Gemeinsam mit Musikpädagogin Yvonne Eichweber, die das Stück verfasst hatte, wurden Texte und Lieder gelernt und in Szene gesetzt. Zeitgleich probte ein eigens zusammen gestelltes kleines Orchester der Schule für Musik und Kunst an der Gütersloher Feldstraße den notwendigen Klangteppich für einen gelungenen Besuch auf dem Planeten „Bunto“.

Dort sind alle Bewohner gleich bunt gekleidet gekleidet. Alle fühlen sich gleich wohl. Als sie eine große silberne Kugel finden, berufen sie eine Versammlung ein und beratschlagen, was das sein könnte. Zauberkugel, Ball, Pyramide oder Melone?
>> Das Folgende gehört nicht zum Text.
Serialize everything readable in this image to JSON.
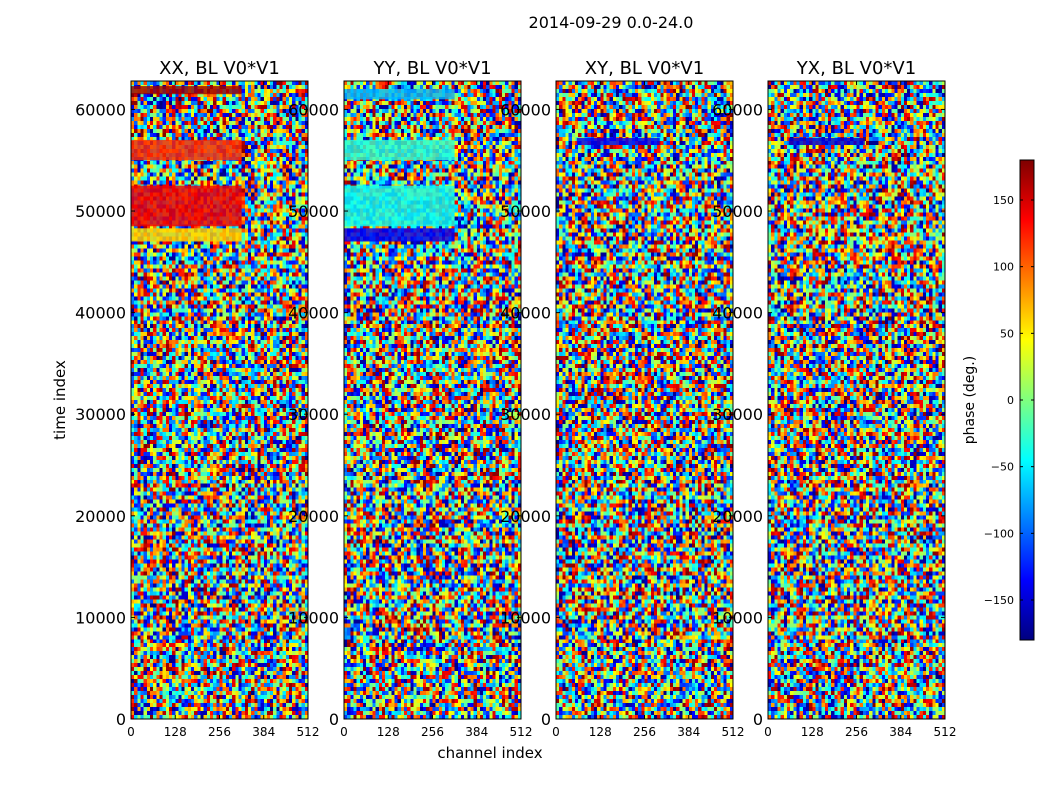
{
  "figure": {
    "suptitle": "2014-09-29 0.0-24.0",
    "xlabel": "channel index",
    "ylabel": "time index"
  },
  "colorbar": {
    "label": "phase (deg.)",
    "range": [
      -180,
      180
    ],
    "ticks": [
      150,
      100,
      50,
      0,
      -50,
      -100,
      -150
    ],
    "tick_labels": [
      "150",
      "100",
      "50",
      "0",
      "−50",
      "−100",
      "−150"
    ],
    "colors": [
      "#00007f",
      "#0000ff",
      "#007fff",
      "#00ffff",
      "#7fff7f",
      "#ffff00",
      "#ff7f00",
      "#ff0000",
      "#7f0000"
    ]
  },
  "chart_data": [
    {
      "type": "heatmap",
      "title": "XX, BL V0*V1",
      "x_ticks": [
        0,
        128,
        256,
        384,
        512
      ],
      "y_ticks": [
        0,
        10000,
        20000,
        30000,
        40000,
        50000,
        60000
      ],
      "xlim": [
        0,
        512
      ],
      "ylim": [
        0,
        62800
      ],
      "value_range": [
        -180,
        180
      ],
      "bands": [
        {
          "t": [
            48500,
            52500
          ],
          "ch": [
            0,
            320
          ],
          "phase": 140
        },
        {
          "t": [
            47000,
            48300
          ],
          "ch": [
            0,
            320
          ],
          "phase": 60
        },
        {
          "t": [
            55000,
            57000
          ],
          "ch": [
            0,
            320
          ],
          "phase": 120
        },
        {
          "t": [
            61500,
            62300
          ],
          "ch": [
            0,
            320
          ],
          "phase": 170
        }
      ]
    },
    {
      "type": "heatmap",
      "title": "YY, BL V0*V1",
      "x_ticks": [
        0,
        128,
        256,
        384,
        512
      ],
      "y_ticks": [
        0,
        10000,
        20000,
        30000,
        40000,
        50000,
        60000
      ],
      "xlim": [
        0,
        512
      ],
      "ylim": [
        0,
        62800
      ],
      "value_range": [
        -180,
        180
      ],
      "bands": [
        {
          "t": [
            48500,
            52500
          ],
          "ch": [
            0,
            320
          ],
          "phase": -40
        },
        {
          "t": [
            47000,
            48300
          ],
          "ch": [
            0,
            320
          ],
          "phase": -140
        },
        {
          "t": [
            55000,
            57000
          ],
          "ch": [
            0,
            320
          ],
          "phase": -30
        },
        {
          "t": [
            61000,
            62000
          ],
          "ch": [
            0,
            320
          ],
          "phase": -70
        }
      ]
    },
    {
      "type": "heatmap",
      "title": "XY, BL V0*V1",
      "x_ticks": [
        0,
        128,
        256,
        384,
        512
      ],
      "y_ticks": [
        0,
        10000,
        20000,
        30000,
        40000,
        50000,
        60000
      ],
      "xlim": [
        0,
        512
      ],
      "ylim": [
        0,
        62800
      ],
      "value_range": [
        -180,
        180
      ],
      "bands": [
        {
          "t": [
            56500,
            57200
          ],
          "ch": [
            60,
            300
          ],
          "phase": -140
        }
      ]
    },
    {
      "type": "heatmap",
      "title": "YX, BL V0*V1",
      "x_ticks": [
        0,
        128,
        256,
        384,
        512
      ],
      "y_ticks": [
        0,
        10000,
        20000,
        30000,
        40000,
        50000,
        60000
      ],
      "xlim": [
        0,
        512
      ],
      "ylim": [
        0,
        62800
      ],
      "value_range": [
        -180,
        180
      ],
      "bands": [
        {
          "t": [
            56500,
            57200
          ],
          "ch": [
            60,
            280
          ],
          "phase": -150
        }
      ]
    }
  ]
}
 Abrupter Szenenwechsel: Schulalltag heute. Die Jungen interessieren sich für Fußball und Computer, die Mädchen für Mode und Schminktipps. Und auch ein Außenseiter fehlt nicht. Ein Bild, das sich die Bewohner des Planeten Bunto nur schwer ansehen können. Sie möchten mehr Gerechtigkeit und verzaubern die Menschenkinder. Möglichst gleich sollen sie sein, damit es keinen Streit mehr gibt und auch niemand wegen dem, was er denkt oder tut, ausgeschlossen wird. Doch was wären die Menschen ohne all die Farben ihres Denken und Handelns? Die Buntos müssen einsehen, dass diese Unterschiede wertvoll und wichtig sind. Und sie erkennen auch, dass trotzdem ein fröhliches und freundliches Miteinander möglich ist.

Auch wenn das Lampenfieber der Schüler während der Umbaupausen hinter der Bühne deutlich wahrzunehmen war, auf der Bühne gelangen Texte, Gesten und Musikstücke. Keine Frage, die Kinder hatten das Stück verinnerlicht. Und damit war ein wesentliches Ziel dieses vom Förderverein der Schule und der Renate-Gehring-Stiftung unterstützten Pilotprojekts erreicht. „Die Welt ist bunt, die Welt ist wunderbar“, hieß es am Ende. Eine Aussage, die auch für das tägliche Schulleben von Bedeutung ist.